Identify a leader
Identify a strong leader among the offshore team to act as your primary point of contact so you aren’t overseeing the work of the entire team from a distance. Identify a leader that you can communicate regularly with and make that person responsible for all updates and reports. That will be the individual who is available to be on customer calls and report development status as needed. If there is a US-based lead developer this offshore team lead will be the person who is available to that lead developer during the delivery team’s workday schedule.
Establish a communication schedule
When your team is close and communication is easy and straightforward, you can likely rely mostly on regular status meetings and status reports along with adhoc emails to ensure that everyone remains on the same page. However, when dealing with development team members on the other side of the world, more frequent communication is going to be necessary. More emails, likely more scheduled team calls and a separate status report from the offshore team lead on a weekly basis should be part of the project communication methods. And always follow-up verbal communication with written communication to ensure proper understanding and commitment on both sides.
Manage scope as if your life depended on it
Communication is always going to be an issue whether it’s across cultures, time zones, pure distance…whatever. There is always the risk that it can present some sort of roadblock. Given that, scope must be managed as though your life depended on it.
It’s a given that scope must be managed with the customer. Rarely do you think of it in terms of managing it within your own team. But when you’re dealing with offshore development in the form of a 3rd party organization or just developers working for your company who happen to be in another country, it can also be an issue for your team members.
Miscommunicated or misunderstood requirements can cause scope issues. Poor oversight of the offshore activities can strain the budget and timeline and thus create scope issues. Keep a tight rein on the project scope and schedule and communicate well and often in order to help mitigate this risk.
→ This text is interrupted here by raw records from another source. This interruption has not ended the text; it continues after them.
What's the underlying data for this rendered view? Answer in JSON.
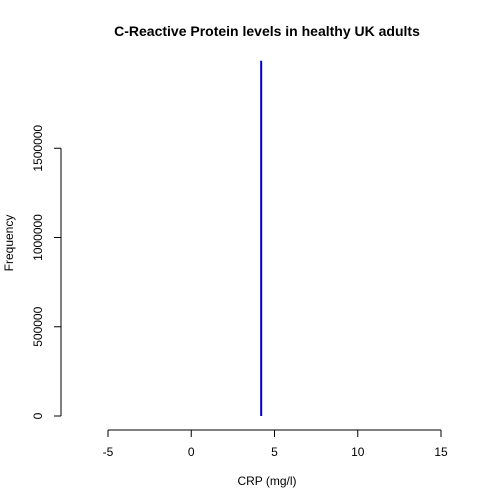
{
  "chart_data": {
    "type": "bar",
    "title": "C-Reactive Protein levels in healthy UK adults",
    "xlabel": "CRP (mg/l)",
    "ylabel": "Frequency",
    "xlim": [
      -5,
      15
    ],
    "ylim": [
      0,
      2000000
    ],
    "x_ticks": [
      -5,
      0,
      5,
      10,
      15
    ],
    "y_ticks": [
      0,
      500000,
      1000000,
      1500000
    ],
    "grid": false,
    "series": [
      {
        "x": [
          4.2
        ],
        "values": [
          1990000
        ],
        "color": "#0000CD"
      }
    ]
  }
}
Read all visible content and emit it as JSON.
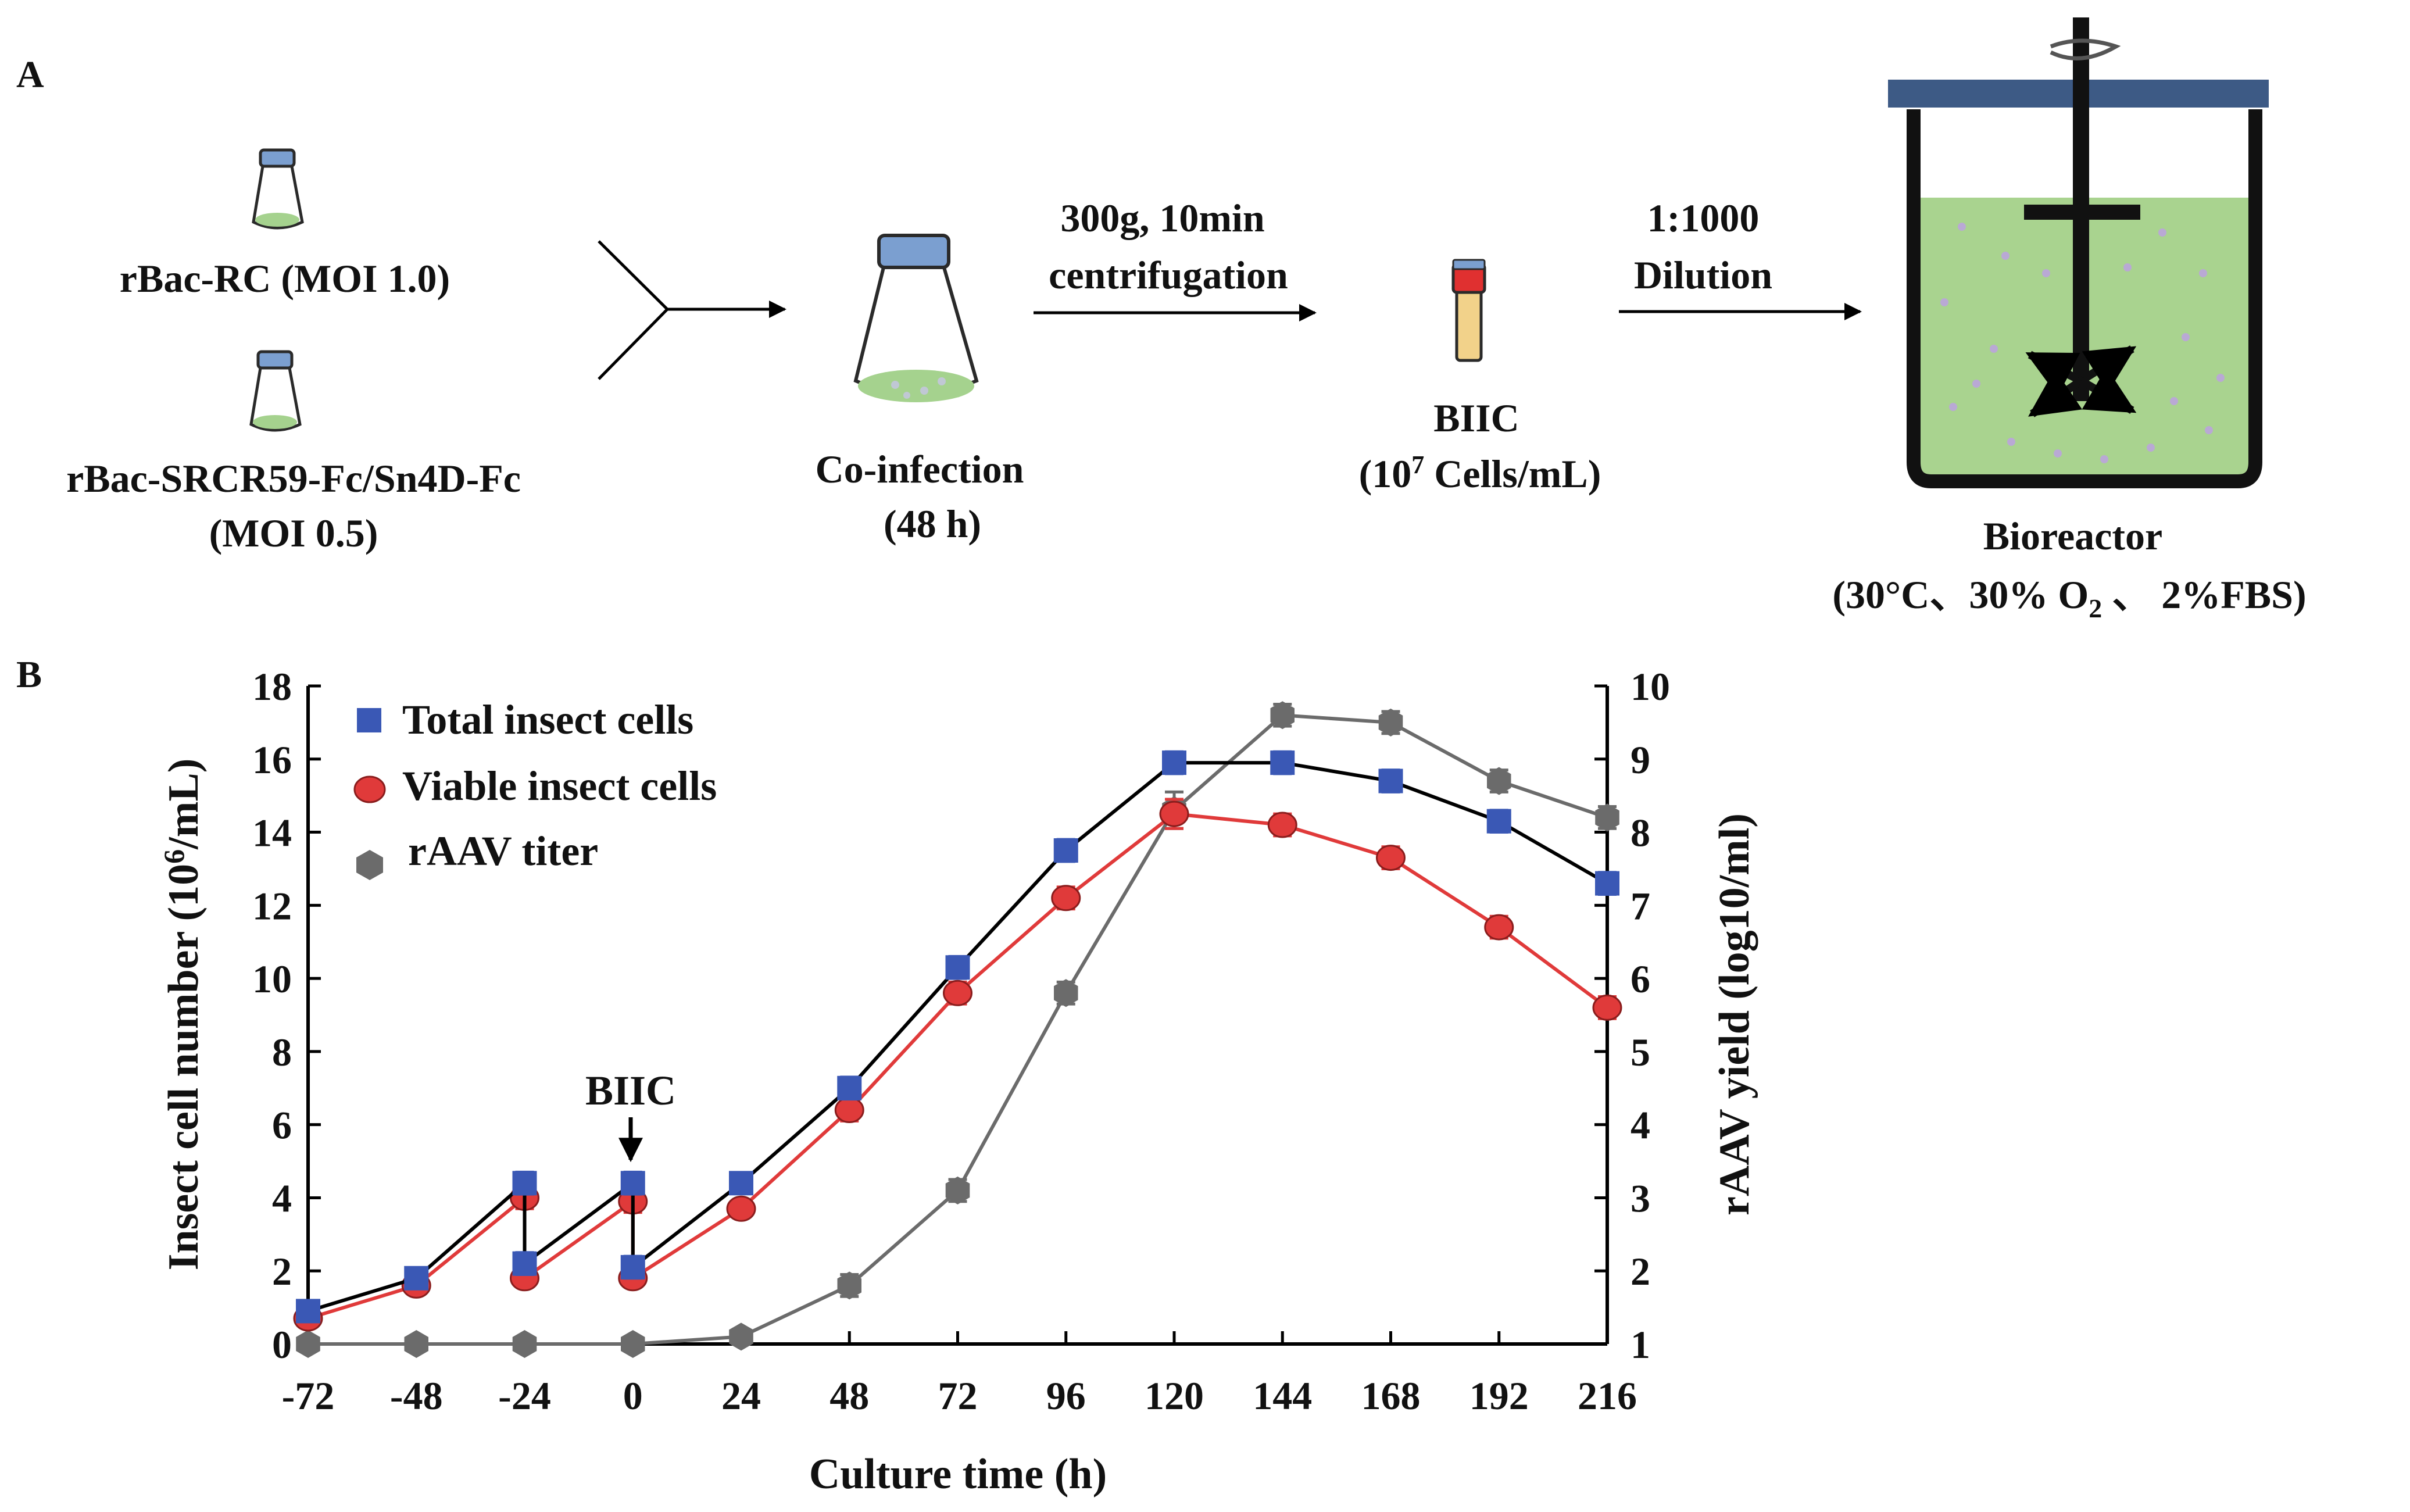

Even if the offshore development work is for internal use and not a customer project, it will be critical for the delivery team to act in the role of customer when development milestones are reached. Use an iterative development process and test regularly. Test after every development milestone to review the development activity or the functionality of the code. That way, any scope issues or requirements misunderstandings can be identified and possibly corrected long before moving toward deployment.
I’ve utilized offshore developers on several projects and for the most part it has been a great experience. The education level, dedication, focus and overall work ethic have been very strong. My only problems so far have been with time zones and sudden unavailability of a particular team member.
Communication is key…do that well with all of your team members – offshore and onshore – as well as your customer and your chances of project success increase greatly.